In fact, Iowa left tackle Brandon Scherff, projected by some as a first-round pick, has already announced that he’ll return for his senior year.
Scherff follows a long line of Hawkeyes to do the same.
In Ferentz’s 15 years at Iowa, just five underclassmen have left early for the NFL draft. They include tight end Dallas Clark, running back Shonn Greene, safety Tyler Sash and offensive tackles Bryan Bulaga and Riley Reiff.
LSU lost five combined in 2011 and 2012 before the last season’s mass exodus.
While Miles admitted his method doesn’t necessarily work, “it’s really their decision,” the coach said.
How does Ferentz keep his guys? It’s getting tougher, he said, with agent types swooping in.
“A lot of people on the outside (are) working proactively to endear themselves with prospects without a stake in the game,” Ferentz said, as Miles nodded his head.
Ferentz well aware of Jennings
Miles didn’t have to defend his expected starting quarterback, true freshman Anthony Jennings, when a reporter asked if Jennings could call anything more than a QB sneak.
Ferentz did it for him.
“That was not a sneak, that one that went for a touchdown against Arkansas,” the Iowa coach said referencing Jennings’ 49-yard game-winning touchdown pass in the regular-season finale.
Ferentz said Jennings is “a wild card” for his defense, but that doesn’t mean they don’t know of his ability from watching that 99-yard game-winning march against the Razorbacks.
“I can imagine that they studied that last drive pretty good,” Miles said as Ferentz nodded beside him.
Jennings had 12 bowl practices and nearly a month’s time to prepare for the game.
Said Ferentz: “My preference was to have three days to get ready, not three weeks.”
No change in O, Miles again says
Miles continues to insist that his team’s offense, built somewhat around passing this year, won’t change with a more mobile quarterback under center.
“There’s some things you can’t do to an offense. You expect those receivers (Landry and Beckham) to get a certain amount of touches,” Miles said. “If you spend your time teaching one style of football and go to the next and divorce yourself from that … you dull things you’ve been doing all year.”
Ferentz said he doesn’t expect the Tigers to change their scheme either. OK, maybe some.
“I don’t expect a wholesale change,” he said, “but I expect a wrinkle or two. I don’t think they’re going to take those receivers out of the game. It’d be OK if they choose to.”
Iowa supporting farmers
Fans watching Wednesday’s Outback Bowl will likely notice a large gold sticker with the letters “ANF” above the Hawkeyes logo on the right side of the Iowa helmets.
The letters are short for “America Needs Farmers,” a program of the Iowa Farm Bureau Federation. The Hawkeyes started wearing the stickers on their helmets under former coach Hayden Fry and brought them back a couple of years ago.

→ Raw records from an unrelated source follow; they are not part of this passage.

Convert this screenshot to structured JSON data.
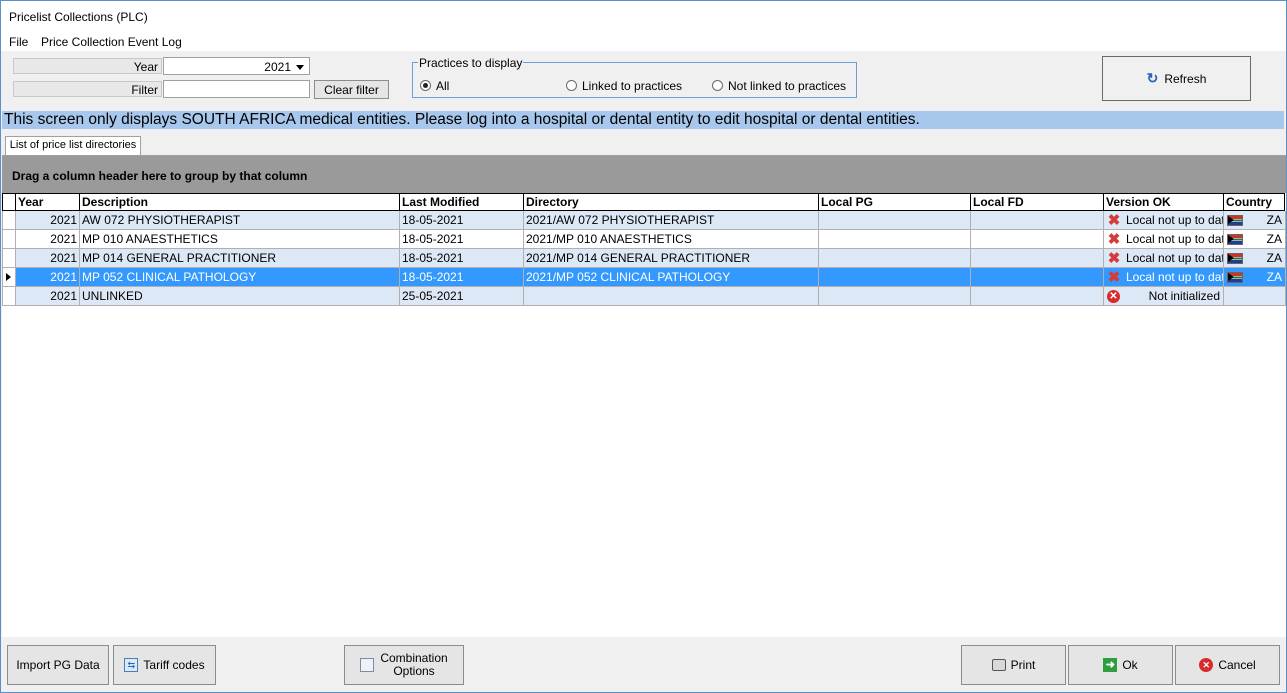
{
  "window": {
    "title": "Pricelist Collections (PLC)"
  },
  "menu": [
    "File",
    "Price Collection Event Log"
  ],
  "filters": {
    "year_label": "Year",
    "year_value": "2021",
    "filter_label": "Filter",
    "filter_value": "",
    "clear_filter": "Clear filter"
  },
  "practices": {
    "legend": "Practices to display",
    "options": [
      "All",
      "Linked to practices",
      "Not linked to practices"
    ],
    "selected": "All"
  },
  "refresh_label": "Refresh",
  "banner": "This screen only displays SOUTH AFRICA medical entities. Please log into a hospital or dental entity to edit hospital or dental entities.",
  "tab_label": "List of price list directories",
  "grid": {
    "group_hint": "Drag a column header here to group by that column",
    "columns": [
      "Year",
      "Description",
      "Last Modified",
      "Directory",
      "Local PG",
      "Local FD",
      "Version OK",
      "Country"
    ],
    "rows": [
      {
        "year": "2021",
        "description": "AW 072 PHYSIOTHERAPIST",
        "last_modified": "18-05-2021",
        "directory": "2021/AW 072 PHYSIOTHERAPIST",
        "local_pg": "",
        "local_fd": "",
        "version": "Local not up to date",
        "version_icon": "red-x-icon",
        "country": "ZA"
      },
      {
        "year": "2021",
        "description": "MP 010 ANAESTHETICS",
        "last_modified": "18-05-2021",
        "directory": "2021/MP 010 ANAESTHETICS",
        "local_pg": "",
        "local_fd": "",
        "version": "Local not up to date",
        "version_icon": "red-x-icon",
        "country": "ZA"
      },
      {
        "year": "2021",
        "description": "MP 014 GENERAL PRACTITIONER",
        "last_modified": "18-05-2021",
        "directory": "2021/MP 014 GENERAL PRACTITIONER",
        "local_pg": "",
        "local_fd": "",
        "version": "Local not up to date",
        "version_icon": "red-x-icon",
        "country": "ZA"
      },
      {
        "year": "2021",
        "description": "MP 052 CLINICAL PATHOLOGY",
        "last_modified": "18-05-2021",
        "directory": "2021/MP 052 CLINICAL PATHOLOGY",
        "local_pg": "",
        "local_fd": "",
        "version": "Local not up to date",
        "version_icon": "red-x-icon",
        "country": "ZA",
        "selected": true
      },
      {
        "year": "2021",
        "description": "UNLINKED",
        "last_modified": "25-05-2021",
        "directory": "",
        "local_pg": "",
        "local_fd": "",
        "version": "Not initialized",
        "version_icon": "error-circle-icon",
        "country": ""
      }
    ]
  },
  "bottom_buttons": {
    "import": "Import PG Data",
    "tariff": "Tariff codes",
    "combination_line1": "Combination",
    "combination_line2": "Options",
    "print": "Print",
    "ok": "Ok",
    "cancel": "Cancel"
  },
  "colors": {
    "selection": "#3399ff",
    "banner": "#a7c8ec",
    "alt_row": "#dde8f6",
    "group_panel": "#9a9a9a"
  }
}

Ferentz took what some might think was a veiled shot at football teams who continue to change jerseys and helmets, a trend these days. LSU and Iowa are two schools that have not jumped on the bandwagon. “I like helmets you can recognize,” Ferentz said. … Ferentz was asked several questions about the talent-loaded and successful SEC. He said “you’d have to be blind” not to realize the high level of coaching and talent in the league. Miles, unprompted, jumped in to praise the Big Ten: “The conference is tremendously competitive. The Big Ten Conference is every bit of capable as any conference in America.”
Advocate sportswriter Scott Rabalais contributed to this report.